20/8/2012: Hungary - a country that can't?..

An interesting blogpost by Professor Steve Hanke on Hungarian economy's adventures in the crisis land.

Here's another look at Hungary (all data is via IMF WEO). Green boxes show ranges of values required for Hungary to effectively converge in economic development with top EU12 states and those that are consistent with long-term sustainability of public finances.

Fron the first chart it is clear that Hungary did well during the period from 1997 through 2006 in terms of real economic growth, but severely underperformed in terms of external balances. In fact, for the period 1995-2017 (incorporating IMF latest forecasts) Hungary operates within its means (in terms of current account balance) in only 4 years.

While current account deficit remained steady at worse than -7.0% of GDP in 1998-2008, little of this relates to investment supports. In fact, current account deficits vastly exceed the portion of the economic investment not financed by savings.

Per chart above, it is also clear that Hungarian investment has declined precipitously, as a share of GDP, from the peak 27.65% in 1998 to 23.54% in 2008 and fell to around 18% from 2012 on. Meanwhile, savings too trended down over the period 1995 through 2017. The economy is becoming less and less capable of generating investment-driven growth (and that is ignoring the issues of credit supply in the banking system etc).

Hungary's Government debt was relatively benign, compared to many european counterparts during the period of 1997-2006. However, the metric used (debt around 60% of GDP) ignores the reality of an economy that is still in catching up with the more advanced European states (including some post-transition economies, such as Czech Republic and Slovenia) in terms of income per capita and other macroeconomic parameters. Such catching up can only be aided by lower debt to GDP ratios and more investment.

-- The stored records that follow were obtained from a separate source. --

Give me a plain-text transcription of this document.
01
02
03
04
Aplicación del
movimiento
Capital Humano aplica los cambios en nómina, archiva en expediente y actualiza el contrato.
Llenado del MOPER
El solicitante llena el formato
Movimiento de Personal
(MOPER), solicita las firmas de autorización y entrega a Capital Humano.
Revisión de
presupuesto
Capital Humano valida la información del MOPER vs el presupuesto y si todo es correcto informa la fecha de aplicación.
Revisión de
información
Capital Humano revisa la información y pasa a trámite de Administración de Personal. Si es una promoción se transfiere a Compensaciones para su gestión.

In line with external deficits highlighted above, Hungary has run some extremely severe imbalances on both structural government deficit and net government borrowing (ordinary deficit) sides, as shown in the chart below. In terms of government deficit, Hungary was in the red, on average by 3.48% of GDP in the period pre-accession to the EU. Between 2001 and 2007 the deficit averaged massive 6.92% annually, declining to 2.3% of GDP in 2008-2012. The benign level of current deficit (2012 expected deficit of 3% of GDP comes on top of surplus of 3.96% in 2011) is only highlighting the fact that short-term corrections are no substitute for longer-term prudence. Between 1995 and 2012, Hungarian Government was operating within 3% deficit criterion for only 2 years.

Cumulated, the twin current and government deficits from 2000 on through 2012 are severe:

All of this suggests that Hungary suffers (at 80.45% of GDP in 2011) from a classic debt overhang problem exacerbated by the long-term poor performing fiscal deficits and current account dynamics. That these effects should be felt even at the level of debt traditionally considered to be relatively benign (Hungary's 5-year average Government debt through 2012 stands at 78% of GDP compared to 62% for the 5 year period between 2003 and 2007) is probably best explained by the country relatively lower ability to sustain even these levels of debt.